WatchModels & PlatformsNew entryMarch 2026

Early or unproven. Follow the space but don't commit yet.

NVIDIA Nemotron 3

NVIDIA entering the open model race with a purpose-built agentic AI family is worth watching — early adopters include Cursor, Perplexity, and Figure AI.

LLM·Open-source·Agentic

build.nvidia.com

Our Take

What It Is

NVIDIA Nemotron 3 is an open-weight model family purpose-built for agentic AI. The architecture uses mixture-of-experts with 120 billion total parameters but only 12 billion active per inference, making it efficient for deployment. The family targets three domains: robotics (with Agility Robotics, Figure AI, Skild AI as early adopters), enterprise workflows (ServiceNow, Uber), and developer tooling (Cursor, Perplexity). The models achieved 85.6% on PinchBench and are expected to reach general availability in the first half of 2026.

Why It Matters

Nemotron 3 enters at Watch because it's pre-GA, but NVIDIA's entry into the open model space deserves attention. The thesis is different from Meta's Llama or Google's Gemma: Nemotron is designed from the ground up for agentic workloads — tool use, planning, and multi-step execution. The mixture-of-experts architecture (12B active out of 120B total) is explicitly an efficiency play for deployment at the edge and in enterprise environments.

The early adopter list is the interesting signal. Cursor and Perplexity choosing Nemotron alongside their existing model options suggests it offers something useful for agentic coding and research workflows. NVIDIA's GPU monopoly means they can optimise the models for their own hardware in ways other model providers can't match.

Key Developments

  • Mar 2026: NVIDIA announces Nemotron 3 family at GTC 2026. Open weights, 120B params / 12B active (MoE).
  • Feb 2026: Early adopter announcements: Cursor, Perplexity, ServiceNow, Uber, Agility Robotics, Figure AI.
  • Feb 2026: 85.6% on PinchBench. Expected GA first half 2026.

What to Watch

GA release timing and benchmark performance against established open models (Llama 4, DeepSeek) will determine whether this is a meaningful player or a GPU-company side project.
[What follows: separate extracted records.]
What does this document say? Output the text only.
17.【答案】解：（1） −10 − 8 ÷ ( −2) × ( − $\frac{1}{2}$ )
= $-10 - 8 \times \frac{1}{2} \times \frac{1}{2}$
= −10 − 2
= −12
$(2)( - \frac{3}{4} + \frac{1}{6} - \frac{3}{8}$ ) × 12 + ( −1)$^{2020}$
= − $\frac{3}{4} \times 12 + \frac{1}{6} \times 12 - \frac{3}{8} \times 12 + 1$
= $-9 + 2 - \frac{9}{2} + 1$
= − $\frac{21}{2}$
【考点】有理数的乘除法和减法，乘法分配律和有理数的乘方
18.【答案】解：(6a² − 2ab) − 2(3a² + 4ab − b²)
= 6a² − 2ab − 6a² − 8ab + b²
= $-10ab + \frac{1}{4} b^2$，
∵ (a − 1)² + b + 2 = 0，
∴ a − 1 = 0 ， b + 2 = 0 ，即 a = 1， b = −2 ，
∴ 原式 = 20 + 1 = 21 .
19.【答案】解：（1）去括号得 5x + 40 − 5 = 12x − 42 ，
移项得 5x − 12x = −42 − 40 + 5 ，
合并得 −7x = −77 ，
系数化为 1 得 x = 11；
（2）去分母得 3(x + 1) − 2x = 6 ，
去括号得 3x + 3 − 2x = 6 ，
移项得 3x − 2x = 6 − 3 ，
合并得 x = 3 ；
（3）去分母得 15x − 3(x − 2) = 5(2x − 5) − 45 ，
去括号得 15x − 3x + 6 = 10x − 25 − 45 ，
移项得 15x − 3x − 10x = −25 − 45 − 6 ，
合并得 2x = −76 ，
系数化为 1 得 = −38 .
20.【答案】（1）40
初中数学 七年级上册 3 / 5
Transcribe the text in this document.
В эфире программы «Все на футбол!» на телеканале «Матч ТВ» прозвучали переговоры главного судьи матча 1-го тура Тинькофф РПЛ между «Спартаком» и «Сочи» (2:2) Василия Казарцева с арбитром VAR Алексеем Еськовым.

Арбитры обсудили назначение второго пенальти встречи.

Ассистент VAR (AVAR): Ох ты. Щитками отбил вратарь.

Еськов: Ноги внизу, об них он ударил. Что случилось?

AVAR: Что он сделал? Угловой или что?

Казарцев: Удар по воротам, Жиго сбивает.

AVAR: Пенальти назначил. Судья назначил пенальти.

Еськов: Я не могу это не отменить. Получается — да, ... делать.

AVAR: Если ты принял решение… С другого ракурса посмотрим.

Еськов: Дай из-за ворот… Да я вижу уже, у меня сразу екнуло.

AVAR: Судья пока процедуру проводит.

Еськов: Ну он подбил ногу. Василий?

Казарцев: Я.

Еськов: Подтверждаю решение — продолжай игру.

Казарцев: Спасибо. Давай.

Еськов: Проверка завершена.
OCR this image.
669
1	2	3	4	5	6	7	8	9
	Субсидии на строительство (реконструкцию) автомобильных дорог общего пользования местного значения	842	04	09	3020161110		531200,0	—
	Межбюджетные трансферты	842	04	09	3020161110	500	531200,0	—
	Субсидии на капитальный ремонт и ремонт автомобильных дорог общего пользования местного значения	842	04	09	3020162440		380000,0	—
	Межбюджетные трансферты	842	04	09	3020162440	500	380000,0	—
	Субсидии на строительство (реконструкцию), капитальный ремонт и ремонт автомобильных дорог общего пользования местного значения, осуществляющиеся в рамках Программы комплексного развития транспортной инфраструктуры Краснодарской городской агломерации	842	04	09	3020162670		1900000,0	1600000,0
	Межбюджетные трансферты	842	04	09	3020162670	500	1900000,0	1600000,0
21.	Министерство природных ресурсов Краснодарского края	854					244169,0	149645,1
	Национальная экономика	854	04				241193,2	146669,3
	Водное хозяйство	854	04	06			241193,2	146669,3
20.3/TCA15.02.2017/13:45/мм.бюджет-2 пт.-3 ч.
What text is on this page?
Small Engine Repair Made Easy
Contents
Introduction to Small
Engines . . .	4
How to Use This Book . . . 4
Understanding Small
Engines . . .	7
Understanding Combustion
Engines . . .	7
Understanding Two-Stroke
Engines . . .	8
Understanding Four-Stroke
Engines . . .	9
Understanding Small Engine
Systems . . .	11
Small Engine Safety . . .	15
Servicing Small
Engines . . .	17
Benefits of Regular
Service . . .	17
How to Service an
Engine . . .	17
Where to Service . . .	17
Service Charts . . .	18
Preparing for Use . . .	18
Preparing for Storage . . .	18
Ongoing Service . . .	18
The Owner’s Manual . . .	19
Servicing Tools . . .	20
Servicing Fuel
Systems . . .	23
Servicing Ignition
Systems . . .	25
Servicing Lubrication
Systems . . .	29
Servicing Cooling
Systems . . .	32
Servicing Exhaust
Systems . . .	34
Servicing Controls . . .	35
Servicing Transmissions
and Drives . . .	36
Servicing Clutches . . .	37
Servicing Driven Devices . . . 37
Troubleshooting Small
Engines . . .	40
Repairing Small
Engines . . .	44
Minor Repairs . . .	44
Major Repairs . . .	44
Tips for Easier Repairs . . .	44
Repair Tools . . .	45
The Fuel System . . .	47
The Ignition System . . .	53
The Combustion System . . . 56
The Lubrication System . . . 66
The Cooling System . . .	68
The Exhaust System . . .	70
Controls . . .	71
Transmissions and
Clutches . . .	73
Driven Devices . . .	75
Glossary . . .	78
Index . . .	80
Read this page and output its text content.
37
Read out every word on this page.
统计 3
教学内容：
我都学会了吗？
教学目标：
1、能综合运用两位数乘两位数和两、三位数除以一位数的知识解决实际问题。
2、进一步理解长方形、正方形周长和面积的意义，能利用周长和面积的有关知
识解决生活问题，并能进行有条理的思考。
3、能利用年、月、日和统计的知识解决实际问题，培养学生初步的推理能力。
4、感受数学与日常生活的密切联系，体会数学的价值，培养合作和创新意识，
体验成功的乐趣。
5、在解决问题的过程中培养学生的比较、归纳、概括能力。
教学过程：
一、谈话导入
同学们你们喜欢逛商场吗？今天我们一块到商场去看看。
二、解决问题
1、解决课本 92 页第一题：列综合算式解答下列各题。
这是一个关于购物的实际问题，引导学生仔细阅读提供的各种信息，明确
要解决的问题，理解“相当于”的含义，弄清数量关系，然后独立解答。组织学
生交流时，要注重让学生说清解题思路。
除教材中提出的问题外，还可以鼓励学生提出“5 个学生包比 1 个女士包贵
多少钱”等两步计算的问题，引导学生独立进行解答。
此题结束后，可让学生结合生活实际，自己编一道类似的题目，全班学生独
Watch for NVIDIA-specific optimisations — if Nemotron runs significantly faster on NVIDIA hardware than competing open models, it creates a hardware-model bundle that's compelling for enterprises already committed to NVIDIA GPUs. The robotics angle (Agility, Figure AI) is a differentiated use case worth tracking separately.

Strengths

  • Agentic design: Purpose-built for tool use, planning, and multi-step execution — not a general model adapted for agents.
  • Efficiency architecture: 12B active parameters out of 120B total means frontier-adjacent capability with practical deployment costs.
  • Hardware optimisation: NVIDIA can optimise for their own GPUs in ways third-party model providers cannot match.
  • Open weights: Full open-weight release enables fine-tuning, self-hosting, and inspection of model behaviour.

Considerations

  • Pre-GA status: Not yet generally available. Early benchmarks are promising but production readiness is unproven.
  • NVIDIA ecosystem affinity: Likely optimised for NVIDIA hardware. Performance on AMD or other accelerators may not match.
  • Crowded space: Competing with established open models (Llama 4, DeepSeek R1) that have larger communities and more production evidence.
  • Enterprise focus: The robotics and enterprise targeting may limit community contribution compared to more general-purpose open models.